= Purna Chandra Lahiri =

Rai Bahadur Purna Chandra Lahiri, JP (1872–1942) was an Indian police officer during British Raj of India. He started his career as an Inspector of Police in Calcutta and retired as Deputy Commissioner of Police of Calcutta. As an Inspector of Police, it was he who arrested several nationalist leaders like Bhupendra Nath Bose in 1907 and later Aurobindo Ghose in 1908 in connection with the Alipore Bomb Case. He served in various posts in Calcutta Police also as Criminal Investigation Department, Assistant Commissioner of Police till he got promoted to post of Deputy Commissioner of Police, the highest post Indian could serve in Police in those times.

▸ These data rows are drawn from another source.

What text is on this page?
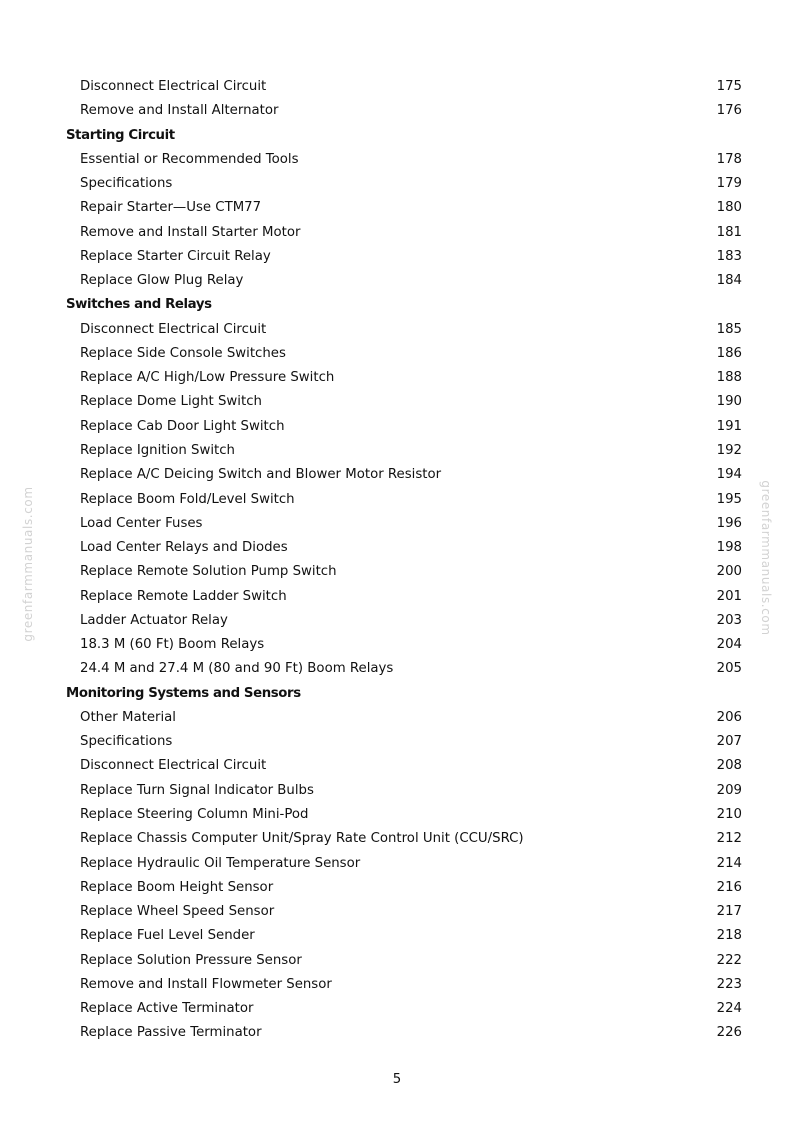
Disconnect Electrical Circuit	175
Remove and Install Alternator	176
Starting Circuit
Essential or Recommended Tools	178
Specifications	179
Repair Starter—Use CTM77	180
Remove and Install Starter Motor	181
Replace Starter Circuit Relay	183
Replace Glow Plug Relay	184
Switches and Relays
Disconnect Electrical Circuit	185
Replace Side Console Switches	186
Replace A/C High/Low Pressure Switch	188
Replace Dome Light Switch	190
Replace Cab Door Light Switch	191
Replace Ignition Switch	192
Replace A/C Deicing Switch and Blower Motor Resistor	194
Replace Boom Fold/Level Switch	195
Load Center Fuses	196
Load Center Relays and Diodes	198
Replace Remote Solution Pump Switch	200
Replace Remote Ladder Switch	201
Ladder Actuator Relay	203
18.3 M (60 Ft) Boom Relays	204
24.4 M and 27.4 M (80 and 90 Ft) Boom Relays	205
Monitoring Systems and Sensors
Other Material	206
Specifications	207
Disconnect Electrical Circuit	208
Replace Turn Signal Indicator Bulbs	209
Replace Steering Column Mini-Pod	210
Replace Chassis Computer Unit/Spray Rate Control Unit (CCU/SRC)	212
Replace Hydraulic Oil Temperature Sensor	214
Replace Boom Height Sensor	216
Replace Wheel Speed Sensor	217
Replace Fuel Level Sender	218
Replace Solution Pressure Sensor	222
Remove and Install Flowmeter Sensor	223
Replace Active Terminator	224
Replace Passive Terminator	226
5
greenfarmmanuals.com	greenfarmmanuals.com
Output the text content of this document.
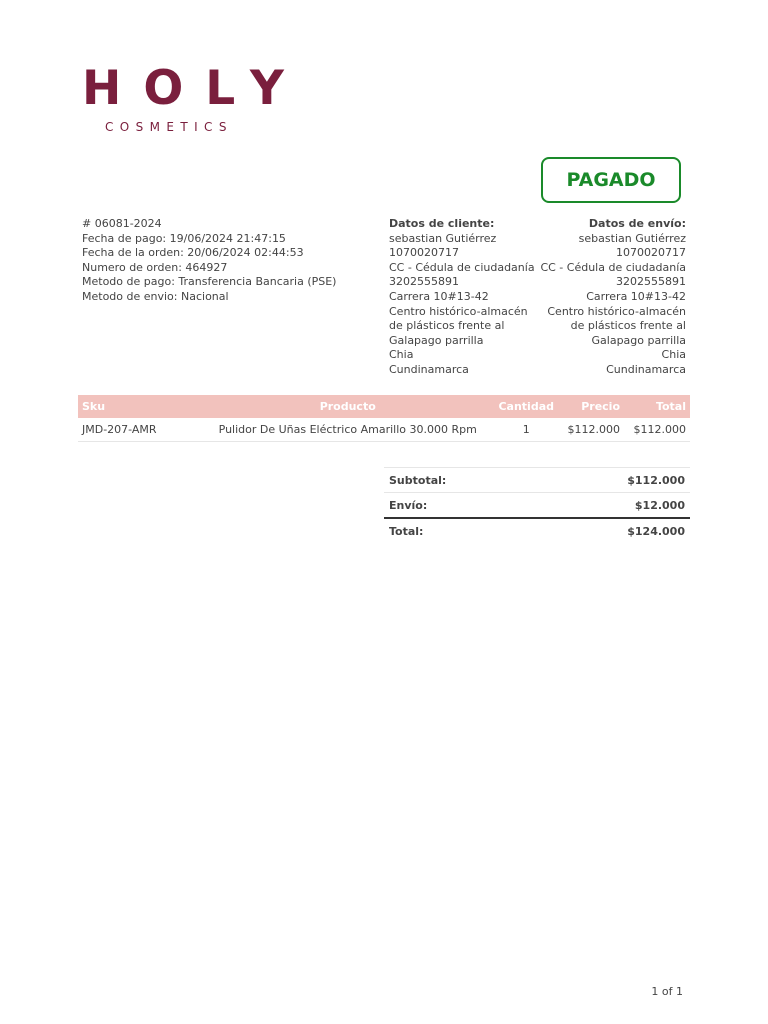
HOLY
COSMETICS
PAGADO
# 06081-2024
Fecha de pago: 19/06/2024 21:47:15
Fecha de la orden: 20/06/2024 02:44:53
Numero de orden: 464927
Metodo de pago: Transferencia Bancaria (PSE)
Metodo de envio: Nacional
Datos de cliente:
sebastian Gutiérrez
1070020717
CC - Cédula de ciudadanía
3202555891
Carrera 10#13-42
Centro histórico-almacén
de plásticos frente al
Galapago parrilla
Chia
Cundinamarca
Datos de envío:
sebastian Gutiérrez
1070020717
CC - Cédula de ciudadanía
3202555891
Carrera 10#13-42
Centro histórico-almacén
de plásticos frente al
Galapago parrilla
Chia
Cundinamarca
Sku	Producto	Cantidad	Precio	Total
JMD-207-AMR	Pulidor De Uñas Eléctrico Amarillo 30.000 Rpm	1	$112.000	$112.000
Subtotal:	$112.000
Envío:	$12.000
Total:	$124.000
1 of 1
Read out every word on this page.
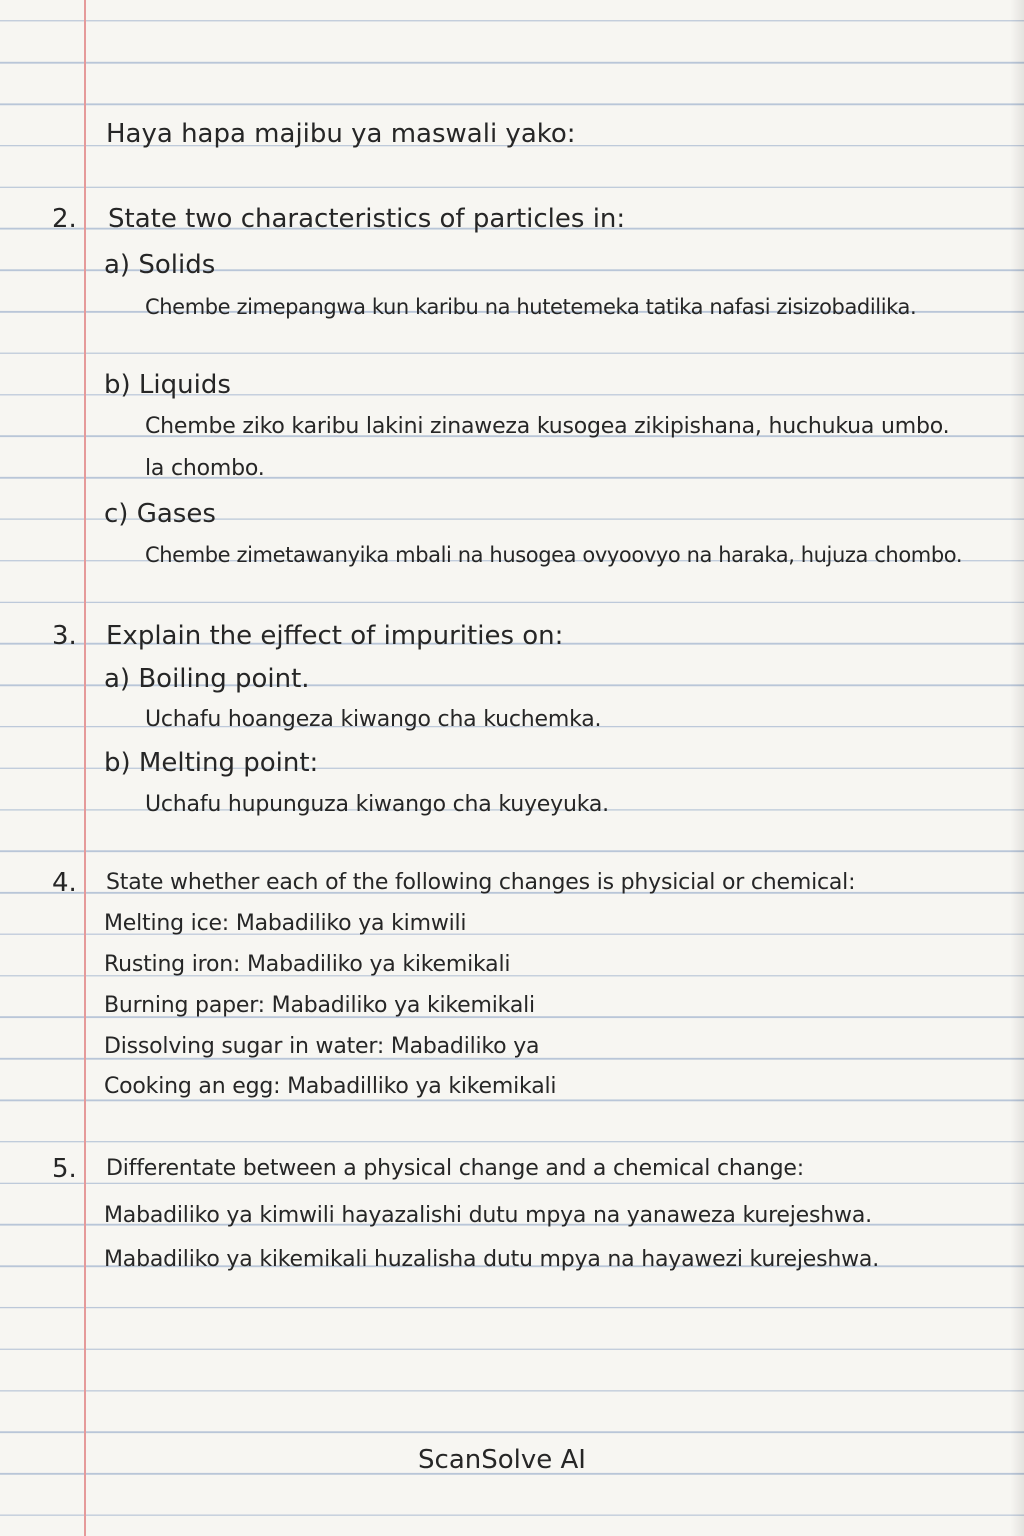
Haya hapa majibu ya maswali yako:

2. State two characteristics of particles in:

a) Solids

Chembe zimepangwa kun karibu na hutetemeka tatika nafasi zisizobadilika.

b) Liquids

Chembe ziko karibu lakini zinaweza kusogea zikipishana, huchukua umbo.

la chombo.

c) Gases

Chembe zimetawanyika mbali na husogea ovyoovyo na haraka, hujuza chombo.

3. Explain the ejffect of impurities on:

a) Boiling point.

Uchafu hoangeza kiwango cha kuchemka.

b) Melting point:

Uchafu hupunguza kiwango cha kuyeyuka.

4. State whether each of the following changes is physicial or chemical:

Melting ice: Mabadiliko ya kimwili

Rusting iron: Mabadiliko ya kikemikali

Burning paper: Mabadiliko ya kikemikali

Dissolving sugar in water: Mabadiliko ya

Cooking an egg: Mabadilliko ya kikemikali

5. Differentate between a physical change and a chemical change:

Mabadiliko ya kimwili hayazalishi dutu mpya na yanaweza kurejeshwa.

Mabadiliko ya kikemikali huzalisha dutu mpya na hayawezi kurejeshwa.

ScanSolve AI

His role was highly appreciated in handling of 1926-27 Hindu-Muslim riots of Calcutta, which began in April 1926 and took unprecedented fury and ferocity. Before his retirement, he had served as right-hand man of four successive Commissioners of Police of Calcutta. He retired from service in 1927 when Sir Charles Tegart was the Commissioner of Police, Calcutta. In view of his services he was first created as Rai Sahib in 1911 and later elevated to status of Rai Bahadur in 1917. He died in year 1942. He was survived by his widow and his son, Protul Chandra Lahiri, who also was an Indian Police Service officer.